Preparation background and overview of 4-amino-3-pyridinemethylamine
4-Amino-3-pyridinemethylamine can be used as a pharmaceutical synthesis intermediate. If 4-amino-3-pyridinemethylamine is inhaled, move the patient to fresh air; if skin contact occurs, take off contaminated clothing, rinse the skin thoroughly with soap and water, and seek medical attention if you feel unwell; if the eye contact If exposed to sunlight, separate eyelids, rinse with running water or saline, and seek medical attention immediately; if ingested, rinse mouth immediately, do not induce vomiting, and seek medical attention immediately.
Preparation structure of 4-amino-3-pyridinemethylamine
Preparation of 4-amino-3-pyridinemethylamine
The preparation of 4-amino-3-pyridinemethylamine is as follows:
Step 1: To a stirred solution of KOH (5.82g, 0.104mol) in EtOH (80mL) was added 1H-pyrimidin-6-one (10g, 0.104mol) at room temperature, followed by MeI (7.20mL, 0.114 mol).
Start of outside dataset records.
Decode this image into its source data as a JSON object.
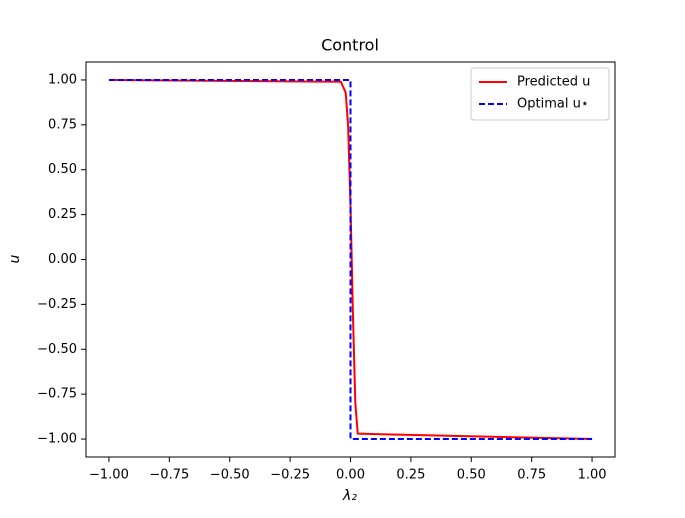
{
  "chart_data": {
    "type": "line",
    "title": "Control",
    "xlabel": "λ₂",
    "ylabel": "u",
    "xlim": [
      -1.095,
      1.095
    ],
    "ylim": [
      -1.1,
      1.1
    ],
    "xticks": [
      {
        "value": -1,
        "label": "−1.00"
      },
      {
        "value": -0.75,
        "label": "−0.75"
      },
      {
        "value": -0.5,
        "label": "−0.50"
      },
      {
        "value": -0.25,
        "label": "−0.25"
      },
      {
        "value": 0,
        "label": "0.00"
      },
      {
        "value": 0.25,
        "label": "0.25"
      },
      {
        "value": 0.5,
        "label": "0.50"
      },
      {
        "value": 0.75,
        "label": "0.75"
      },
      {
        "value": 1,
        "label": "1.00"
      }
    ],
    "yticks": [
      {
        "value": 1,
        "label": "1.00"
      },
      {
        "value": 0.75,
        "label": "0.75"
      },
      {
        "value": 0.5,
        "label": "0.50"
      },
      {
        "value": 0.25,
        "label": "0.25"
      },
      {
        "value": 0,
        "label": "0.00"
      },
      {
        "value": -0.25,
        "label": "−0.25"
      },
      {
        "value": -0.5,
        "label": "−0.50"
      },
      {
        "value": -0.75,
        "label": "−0.75"
      },
      {
        "value": -1,
        "label": "−1.00"
      }
    ],
    "legend": "upper right",
    "series": [
      {
        "name": "Predicted u",
        "color": "#ff0000",
        "dash": false,
        "x": [
          -1,
          -0.04,
          -0.02,
          -0.01,
          0,
          0.005,
          0.01,
          0.02,
          0.03,
          1
        ],
        "values": [
          1,
          0.99,
          0.93,
          0.75,
          0.3,
          0,
          -0.3,
          -0.8,
          -0.97,
          -1
        ]
      },
      {
        "name": "Optimal u⋆",
        "color": "#0000ff",
        "dash": true,
        "x": [
          -1,
          0,
          0,
          1
        ],
        "values": [
          1,
          1,
          -1,
          -1
        ]
      }
    ]
  }
}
The reaction mixture was refluxed for 2 hours (TLC showed 10-15% unreacted starting material). An additional amount of MeI (1.5 g, 0.01 mol) was added, refluxed for 1 hour (TLC showed complete consumption of starting material) and slowly warmed to room temperature. The reaction mixture was filtered, washed with DCM (100 mL), and the filtrate was concentrated under reduced pressure to obtain the crude product, which was purified by column chromatography (100-200 silica gel, 200 g, 2-5% MeOH-DCM) to obtain 3-methylpyrimidine -4-one (4.5g, 39%), as an off-white solid.
Step 2: Add 3-methylpyrimidin-4-one (5.5g, 50.00mol) to sulfuric acid (50mL) cooled to 10°C, and then add fuming nitric acid (6.6mL, 157.15mol). The reaction mixture was slowly raised to room temperature, heated at 100°C for 4 hours (TLC showed that the raw materials were completely consumed), then brought to room temperature again and poured into crushed ice (500g); then 50% sodium hydroxide aqueous solution was slowly added until pH=5. The reaction mixture was extracted with di-tert-butyl dicarbonate with CHCl3 (3 Methyl-5-nitro-pyrimidin-4-one (2 g, 26%) was a yellow solid.
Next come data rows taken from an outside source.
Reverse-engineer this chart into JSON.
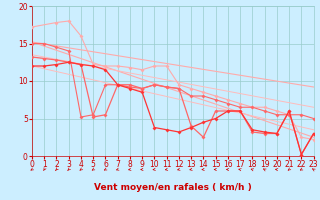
{
  "background_color": "#cceeff",
  "grid_color": "#99cccc",
  "line_color_dark": "#cc0000",
  "xlabel": "Vent moyen/en rafales ( km/h )",
  "xlim": [
    0,
    23
  ],
  "ylim": [
    0,
    20
  ],
  "yticks": [
    0,
    5,
    10,
    15,
    20
  ],
  "xticks": [
    0,
    1,
    2,
    3,
    4,
    5,
    6,
    7,
    8,
    9,
    10,
    11,
    12,
    13,
    14,
    15,
    16,
    17,
    18,
    19,
    20,
    21,
    22,
    23
  ],
  "tick_fontsize": 5.5,
  "axis_fontsize": 6.5,
  "line1_color": "#ffaaaa",
  "line2_color": "#ffaaaa",
  "line3_color": "#ffaaaa",
  "line4_color": "#ff6666",
  "line5_color": "#ff6666",
  "line6_color": "#ff3333",
  "line7_color": "#cc0000",
  "line1_x": [
    0,
    23
  ],
  "line1_y": [
    15.2,
    9.2
  ],
  "line2_x": [
    0,
    23
  ],
  "line2_y": [
    15.2,
    2.5
  ],
  "line3_x": [
    0,
    2,
    3,
    4,
    5,
    6,
    7,
    8,
    9,
    10,
    11,
    12,
    13,
    14,
    15,
    16,
    17,
    18,
    19,
    20,
    21,
    22,
    23
  ],
  "line3_y": [
    17.2,
    17.8,
    18.0,
    16.0,
    12.2,
    12.0,
    12.0,
    11.8,
    11.5,
    12.0,
    12.0,
    9.5,
    9.0,
    8.5,
    8.0,
    7.5,
    7.0,
    6.5,
    6.5,
    6.0,
    5.5,
    2.5,
    2.2
  ],
  "line4_x": [
    0,
    1,
    2,
    3,
    4,
    5,
    6,
    7,
    8,
    9,
    10,
    11,
    12,
    13,
    14,
    15,
    16,
    17,
    18,
    19,
    20,
    21,
    22,
    23
  ],
  "line4_y": [
    15.0,
    15.0,
    14.5,
    14.0,
    5.2,
    5.5,
    9.5,
    9.5,
    9.2,
    9.0,
    9.5,
    9.2,
    9.0,
    8.0,
    8.0,
    7.5,
    7.0,
    6.5,
    6.5,
    6.0,
    5.5,
    5.5,
    5.5,
    5.0
  ],
  "line5_x": [
    0,
    1,
    2,
    3,
    4,
    5,
    6,
    7,
    8,
    9,
    10,
    11,
    12,
    13,
    14,
    15,
    16,
    17,
    18,
    19,
    20,
    21,
    22,
    23
  ],
  "line5_y": [
    13.2,
    13.0,
    12.8,
    12.5,
    12.2,
    5.2,
    5.5,
    9.5,
    9.5,
    9.0,
    9.5,
    9.2,
    9.0,
    4.0,
    2.5,
    6.0,
    6.0,
    6.0,
    3.2,
    3.0,
    3.0,
    6.0,
    0.2,
    3.0
  ],
  "line6_x": [
    0,
    1,
    2,
    3,
    4,
    5,
    6,
    7,
    8,
    9,
    10,
    11,
    12,
    13,
    14,
    15,
    16,
    17,
    18,
    19,
    20,
    21,
    22,
    23
  ],
  "line6_y": [
    12.0,
    12.0,
    12.2,
    12.5,
    12.2,
    12.0,
    11.5,
    9.5,
    9.0,
    8.5,
    3.8,
    3.5,
    3.2,
    3.8,
    4.5,
    5.0,
    6.0,
    6.0,
    3.5,
    3.2,
    3.0,
    6.0,
    0.2,
    3.0
  ],
  "arrow_angles": [
    225,
    200,
    210,
    215,
    220,
    225,
    230,
    240,
    250,
    260,
    255,
    250,
    245,
    250,
    260,
    270,
    280,
    290,
    300,
    310,
    285,
    220,
    230,
    315
  ]
}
Step 3: In a CEM microwave vial, 3-methyl-5-nitro-pyrimidin-4-one (300mg, 1.94mmol), methyl acetoacetate (2.7g, 23.27mmol), ammonium acetate (1.79 g, 23.22 mmol) and MeOH (8.0 mL) were added and irradiated at 80 °C for 2 h (TLC showed complete consumption of starting materials). The reaction mixture was concentrated under reduced pressure to obtain a crude product, which was purified by column chromatography (100-200 silica gel, 40g, 5-10% MeOH-DCM) to obtain 4-aminopyridine-3-carboxylic acid methyl ester; the reaction mixture was divided into 6 The batches (300 mg per group) were post-processed, and the crude products were combined and purified to obtain 4-aminopyridine-3-carboxylic acid methyl ester (9 benzylpyridine 00 mg, 51%) as a yellow solid.
Step 4: Add a stirring solution of 4-aminopyridine-3-carboxylic acid methyl ester (2g, 13.15mmol) in EtOH-water (120mL, 1:1), LiOHH2O (1.21g, 28.80mmol) at room temperature. And heat to 80°C for 2 hours (TLC shows complete consumption of raw materials). The volatiles were removed under reduced pressure to obtain the crude compound, which was dissolved in water (30 mL) and washed with EtOAc (2 × 25 mL) to remove non-polar impurities. The aqueous layer was acidified with 1NHCl to pH=1 and extracted with EtOAc (2×10 mL). The combined organic extracts were concentrated under reduced pressure to give a crude residue, which was crystallized from MeOH (20 mL) to give 4-aminopyridine-3-carboxylic acid (1 g, 55%) as an off-white solid.
Step 5: Add SOCl2 (3.6 mL, 0.045 mol) and catalytic DMF (30 μL) to a stirred solution of 4-aminopyridine-3-carboxylic acid (3 g, 0.013 mol) in THF (50 mL) at room temperature. and stir for 3 hours. h under argon atmosphere (TLC showed complete consumption of starting material). The volatiles were removed under reduced pressure to obtain the crude product, which was dissolved in THF (30 mL), cooled to 0°C, and 7NNH3-methanol (22 mL) was added. The reaction mixture was slowly warmed to room temperature and stirred for 4 hours, the precipitate was filtered, and the filtrate was concentrated under reduced pressure to obtain a crude compound, which was purified by column chromatography (100-200 silica gel, 60g, 10% MeOH). -10% NH4OH-DCM) to give 4-amino-3-pyridinemethylamine (475 mg, 27%).